I think the possible misunderstanding is this:

the client proxy consuming application generates and signs their JWT tokens

This is not what you usually (should) do. You should have one authority (an authorization server) which issues JWTs; each client should not be able to do that. You want to be able to cut off compromised clients without having to invalidate all other clients, and thus you would never give out the secret (private key) to clients, but have that secretly stored in the authorization server. In the end, you should still end up with one of the OAuth2 flows, with the only difference that less of the bits is implemented inside Kong, but on the other hand you have a more decoupled architecture. The Authorization Server should authorize use of the API, and the means of transporting this authorization can be a JWT (which is validated in Kong), or it can be an opaque token (which is created and validated in Kong).

Kong is only half an Authorization Server, and only for the Client Credentials case. If you need more, you will have to roll some custom code to implement the other flows.

I feel this just makes it more confusing, amiright?


#5

Hmm I still don’t see how one client having their private key somehow compromised would jeopardize all other Kong consumers with their own individual jwt public and private keys(held within their own individual apps referenced in secure manners).

What I do is this. I give individual consumers the option of OAuth2.0 Client credential grant or JWT Auth with HS256. Each proxy consumer is their own Kong “consumer” resource with their own JWT key and secret OR client_id/secret (if OAuth). If a client were detected to be compromised I would delete their corresponding JWT key+secret and issue them a fresh one(we may implement mandatory credential rotation in the future as well). I suppose I am not seeing much of the hazard. I have not researched setting up a 3rd party authorization server for managing the jwt/oauth2 tokens, because I generally lean towards less dependencies and run as slim as possible unless I see major hazards. But to each their own :slight_smile: .

And no I am not confused, I see where you are coming from and enjoy the discussion, tis refreshing!


#6

Okay, now I get how you are doing it. You are offloading the part of the Authorization Server to the client by handing them the secret and letting them craft their own tokens. This is perhaps a little dangerous depending on the nature of your clients; if you are dealing with well-known clients, it is possibly fine. If you are dealing with clients which are able to self-register (and this is where I am coming from), this can be highly dangerous, as you are actually letting the clients (as themselves) decide on the scope/claims in their JWT.
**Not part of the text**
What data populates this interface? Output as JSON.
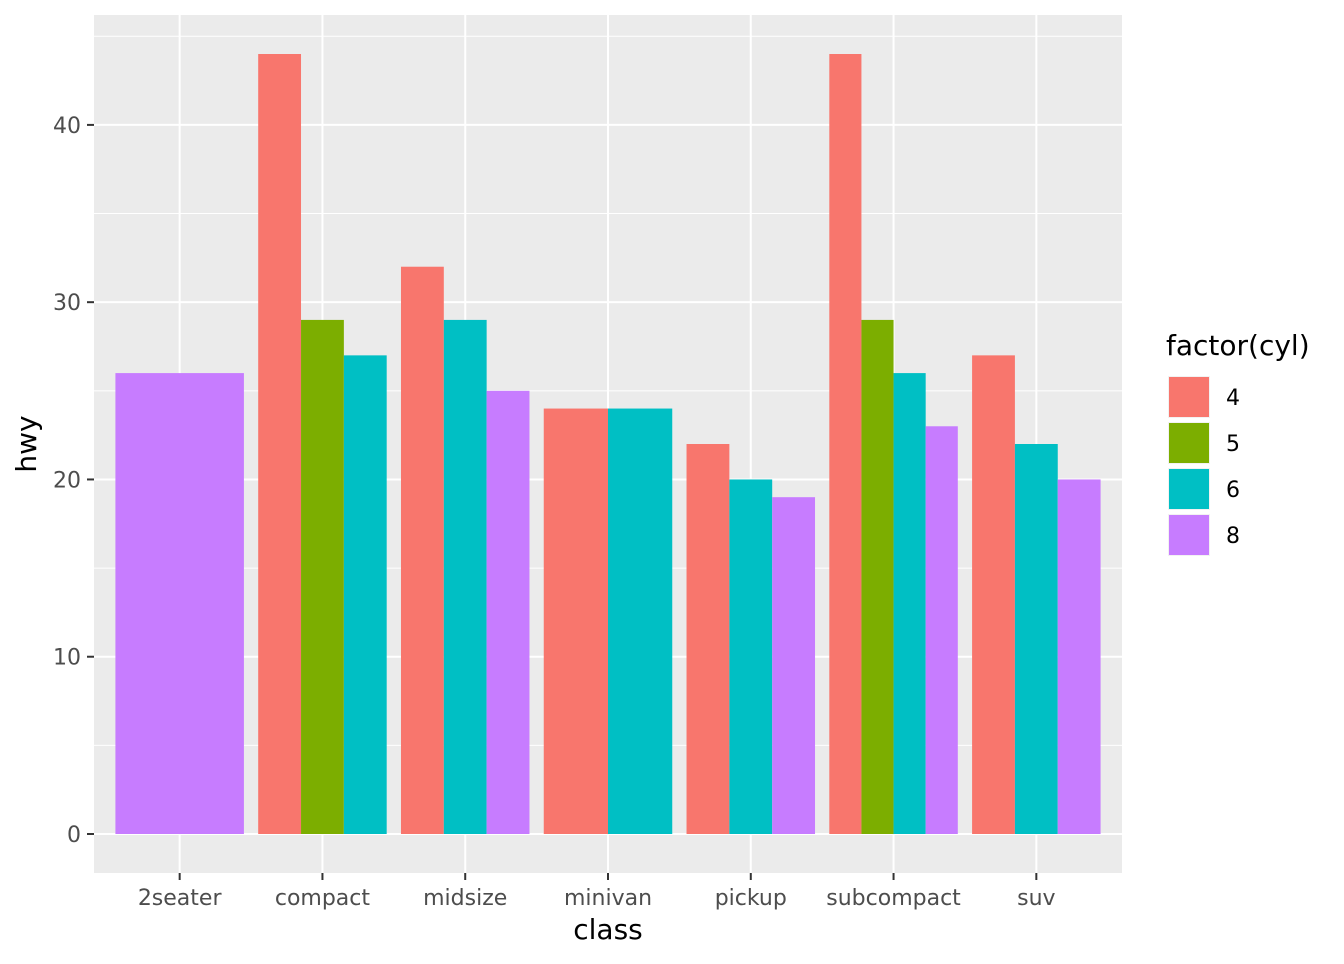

I still think this should be the domain of an Authorization Server. As it is here, your backend must take care that your tokens do not contain anything you don’t expect, as they are crafted by the clients, as opposed to crafted in only a single place (in the Authorization Server).

In effect, this means you are 110% trusting your clients to behave, and as I see it you do not actually gain much, security-wise, over just using an API Key. It might just be more complicated for the client.

But, as you have noticed, you need additional components/custom code to pull it off; Kong CE alone will not cut it.

And yes, I also enjoy these discussions :wink:


#7

as they are crafted by the clients, as opposed to crafted in only a single place (in the Authorization Server).

One more small clarification on this thing: Using the approach of having an Authorization Server would actually mean that you are not using the concept of clients in Kong to model the actual clients. This would just be a claim inside the JWT, and you would just have one single client to which you would attach the JWT certificate which would validate access/check that the signature of the JWT is correct.

The downside of this is that you would need to roll your own client management, and/or use the consumer API of Kong, but just as a data store and let the Authorization Server look up client id and secret via calls to the Admin port 8001.